Wednesday, September 2, 2009

EATING FOR TWAIN


Safe to say that the otherwise reliable Mark Twain had, at best, conflicted feelings about English pie. A Tramp Abroad from 1880 is admittedly a satire, but when he makes a list of the foods he’s missing this doesn’t sound very satirical. He, or his narrator, misses apple pie, peach pie, American mince pie, pumpkin pie, and squash pie. Most of these, I’d have thought the English would have done reasonably well, though probably not the pumpkin.

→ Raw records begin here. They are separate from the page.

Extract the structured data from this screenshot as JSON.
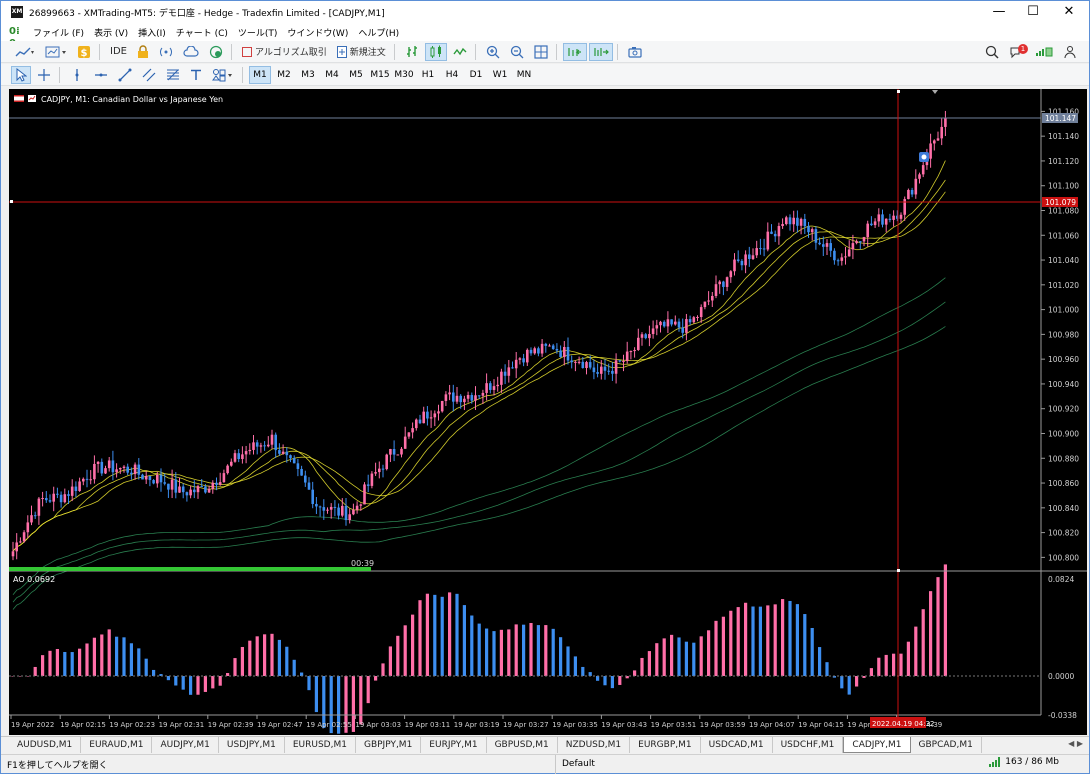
{
  "window": {
    "icon_text": "XM",
    "title": "26899663 - XMTrading-MT5: デモ口座 - Hedge - Tradexfin Limited - [CADJPY,M1]",
    "minimize": "—",
    "maximize": "☐",
    "close": "✕"
  },
  "menu": {
    "logo": "0⁞0",
    "items": [
      "ファイル (F)",
      "表示 (V)",
      "挿入(I)",
      "チャート (C)",
      "ツール(T)",
      "ウインドウ(W)",
      "ヘルプ(H)"
    ]
  },
  "toolbar1": {
    "ide": "IDE",
    "algo": "アルゴリズム取引",
    "new_order": "新規注文",
    "notify_count": "1"
  },
  "toolbar2": {
    "timeframes": [
      "M1",
      "M2",
      "M3",
      "M4",
      "M5",
      "M15",
      "M30",
      "H1",
      "H4",
      "D1",
      "W1",
      "MN"
    ],
    "active_timeframe": "M1"
  },
  "chart": {
    "symbol_header": "CADJPY, M1:  Canadian Dollar vs Japanese Yen",
    "bid_label": "101.147",
    "crosshair_price_label": "101.079",
    "crosshair_time_label": "2022.04.19 04:32",
    "countdown": "00:39",
    "price_ticks": [
      "101.160",
      "101.140",
      "101.120",
      "101.100",
      "101.080",
      "101.060",
      "101.040",
      "101.020",
      "101.000",
      "100.980",
      "100.960",
      "100.940",
      "100.920",
      "100.900",
      "100.880",
      "100.860",
      "100.840",
      "100.820",
      "100.800"
    ],
    "time_ticks": [
      "19 Apr 2022",
      "19 Apr 02:15",
      "19 Apr 02:23",
      "19 Apr 02:31",
      "19 Apr 02:39",
      "19 Apr 02:47",
      "19 Apr 02:55",
      "19 Apr 03:03",
      "19 Apr 03:11",
      "19 Apr 03:19",
      "19 Apr 03:27",
      "19 Apr 03:35",
      "19 Apr 03:43",
      "19 Apr 03:51",
      "19 Apr 03:59",
      "19 Apr 04:07",
      "19 Apr 04:15",
      "19 Apr 04:",
      "19 Apr 04:39"
    ],
    "colors": {
      "background": "#000000",
      "bull": "#ff6fa8",
      "bear": "#3d8ef0",
      "ma_fast": "#e8e030",
      "ma_slow": "#2e8b57",
      "crosshair": "#cc1111",
      "progress": "#34c634"
    }
  },
  "ao": {
    "label": "AO 0.0692",
    "ticks": [
      "0.0824",
      "0.0000",
      "-0.0338"
    ]
  },
  "chart_data": {
    "type": "candlestick",
    "title": "CADJPY, M1:  Canadian Dollar vs Japanese Yen",
    "ylim": [
      100.789,
      101.17
    ],
    "ao_ylim": [
      -0.0338,
      0.0824
    ],
    "close_keypoints": [
      [
        0,
        100.805
      ],
      [
        8,
        100.845
      ],
      [
        20,
        100.865
      ],
      [
        32,
        100.875
      ],
      [
        45,
        100.85
      ],
      [
        58,
        100.87
      ],
      [
        70,
        100.9
      ],
      [
        82,
        100.84
      ],
      [
        92,
        100.84
      ],
      [
        100,
        100.872
      ],
      [
        110,
        100.915
      ],
      [
        122,
        100.93
      ],
      [
        134,
        100.952
      ],
      [
        146,
        100.975
      ],
      [
        158,
        100.945
      ],
      [
        170,
        100.975
      ],
      [
        182,
        100.99
      ],
      [
        192,
        101.02
      ],
      [
        200,
        101.05
      ],
      [
        208,
        101.072
      ],
      [
        216,
        101.06
      ],
      [
        224,
        101.045
      ],
      [
        232,
        101.065
      ],
      [
        240,
        101.085
      ],
      [
        248,
        101.128
      ],
      [
        252,
        101.147
      ]
    ]
  }
}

He also gives a recipe for “New English Pie”: “To make this excellent breakfast dish, proceed as follows: 
Take a sufficiency of water and a sufficiency of flour, and construct a bullet-proof dough. Work this into the form of a disk, with the edges turned up some three-fourths of an inch. Toughen and kiln-dry in a couple days in a mild but unvarying temperature. Construct a cover for this redoubt in the same way and of the same material. Fill with stewed dried apples; aggravate with cloves, lemon-peel, and 
slabs of citron; add two portions of New Orleans sugars, then solder on the lid and set in a safe place till it petrifies. Serve cold at breakfast and invite your enemy.”

I can’t help thinking he may have gone to the wrong restaurants.